Posts Tagged ‘write a resume’
Are you sending out dozens of resumes each week but getting no response? Do you feel discouraged by a tough job market and your competition?
In your efforts to get noticed, you should keep one thing in mind: Put yourself in the hiring manager’s place. Ask yourself, “What would the employer think of my resume in the initial few seconds she takes to read it?” Even if you’re exactly right for the job, you may never be asked to interview unless you make the proper first impression with a well-written resume and cover letter. Use these tips to guide you:
- Manage the content and format effectively. The content and format of your resume are very important. A resume that employs a tiny font and has too much information will be quickly passed over by a hiring manager in favor of a clean, easy-to-read, well-spaced document. Use bullet points and even-spaced margins. Don’t make the mistake of including every single thing you did at a previous job. Instead, list key accomplishments and major, progressive responsibilities that highlight your skills. You can then expand on your previous responsibilities in a cover letter and during the first interview.
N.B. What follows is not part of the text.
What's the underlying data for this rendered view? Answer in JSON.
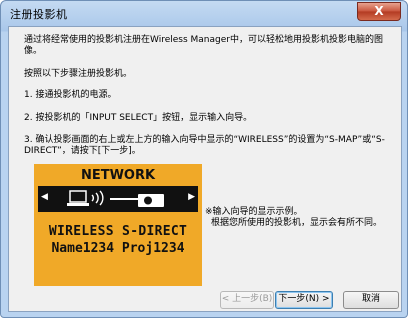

- Make the content of your resume reflect transferable skills related to the position for which you’re applying. Hiring managers often glance at a resume looking for key phrases and buzz words that they want in their ideal next employee. Take the time to tailor your resume specifically to a job description. Including key phrases from the description may get you past the employers’ web-based application filter as well as generate enough interest for a first interview.
- Keep your resume free of spelling and grammatical errors. You want to convey that you are professional and detail-oriented, can write well, and take your work seriously. One glance at a resume with spelling and grammatical errors might cause an employer to think you are sloppy, make mistakes, and are wasting his or her time. Take the time to proofread your resume. (Don’t depend on the computer spell checker) Then have someone you trust review it for you.
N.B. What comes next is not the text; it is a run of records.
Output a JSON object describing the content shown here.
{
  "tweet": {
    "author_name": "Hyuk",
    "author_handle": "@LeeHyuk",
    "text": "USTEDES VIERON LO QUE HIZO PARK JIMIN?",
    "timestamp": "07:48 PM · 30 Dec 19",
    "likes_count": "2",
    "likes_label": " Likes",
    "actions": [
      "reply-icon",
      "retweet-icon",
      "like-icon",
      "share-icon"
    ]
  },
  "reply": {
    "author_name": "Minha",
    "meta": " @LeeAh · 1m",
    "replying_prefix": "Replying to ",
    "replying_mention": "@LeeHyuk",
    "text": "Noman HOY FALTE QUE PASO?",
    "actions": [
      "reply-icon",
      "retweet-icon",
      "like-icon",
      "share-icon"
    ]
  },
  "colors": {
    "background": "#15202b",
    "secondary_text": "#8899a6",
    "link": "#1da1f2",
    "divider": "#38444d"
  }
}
- Your cover letter should always express your interest in the specific job. Does the position give you an opportunity to expand your skill set? Is the company dynamic and progressive? Clearly convey your strong interest in the company and position, and then explain why you’re the ideal candidate. This shows you have done your homework on the company and truly want to work there.
Putting the employer first by having a tailored cover letter and well-written resume will ensure you have submitted the best possible representation of yourself, bringing you a step closer to getting that interview and job offer.
When applying for a specific position, it’s essential that you include keywords on your resume:
- Keywords that reflect your field of expertise
- Keywords that were used in the job posting, as many companies use software to evaluate how well a person’s skills match with those listed in the job posting
Companies are receiving thousands of resumes each day, so yours needs to stand out among all the others. Here’s how:
- Be a match. If you are interested in applying for a specific position, be sure to research the company and thoroughly go over the job description and position requirements. If they list specific requirements and you have experience that fits what they are looking for, highlight this information clearly on your resume so the reader can quickly see that you “match” the position. Use caution that you aren’t repeating the exact phrasing from the advertisement—use the keywords that will identify you as a match. Also, don’t rule yourself out even if you feel you’re not a close match. Send the resume and let the employer decide.
- Be concise. In addition to your duties with current and past employers, it is important to include contributions and achievements, as well as your educational background—but don’t overdo it. A resume is basically an advertisement, and your goal is to create enough interest that the organization will want to learn more about you by telephone or in a face-to-face interview. When a resume contains too many heavy details, you run the risk of overloading the reader, which can result in him or her missing important accomplishments you have achieved during your career. A prospective employer isn’t going to take the time to read a resume that is too lengthy.
- Be active and persistent. Finally, if you have been part of a reduction in workforce, be assured that you will eventually successfully land a job. Treat your job search like you treated your full-time job—dedicate your time to it every day. Many times when someone is no longer working, they feel lost and unsure, but the key to triumphing over this situation is to commit to beginning the search process and moving forward from there. Get out there and make things happen!
Hiring managers routinely receive hundreds, perhaps thousands, of responses from applicants for any given job. To avoid having your resume sink into this sea of paper, it’s imperative to stand out from the crowd and make a good first impression. A compelling cover letter that meets five essential requirements will convince a hiring manager to read an applicant’s resume.
Rule #1: Create appealing appearance
The resume and cover letter must be aesthetically pleasing and consistent in appearance. This includes using the same heading and fonts for each.
Rule #2: Target your audience
Always use the hiring manager’s name in the salutation. If the contact’s name isn’t provided in the job posting, a bit of Internet research or a well-structured phone call can produce results.
Rule #3: Produce a strong opening
A dynamic opening paragraph is essential to capture and retain a hiring manager’s interest. Pared down to essentials for a quick and effective read, it should reference the position you are seeking and include a brief statement as to why you believe you are qualified to fill the job.
Rule #4: Showcase accomplishments
Include a bulleted area to emphasize accomplishments pertinent to the targeted job.
Rule #5: Close with a proactive statement
Always initiate further action at the end of a cover letter. A proactive closing indicates that you will call within a few days to see if a time might be scheduled to meet. Then, be sure to follow through on the action you include in your letter.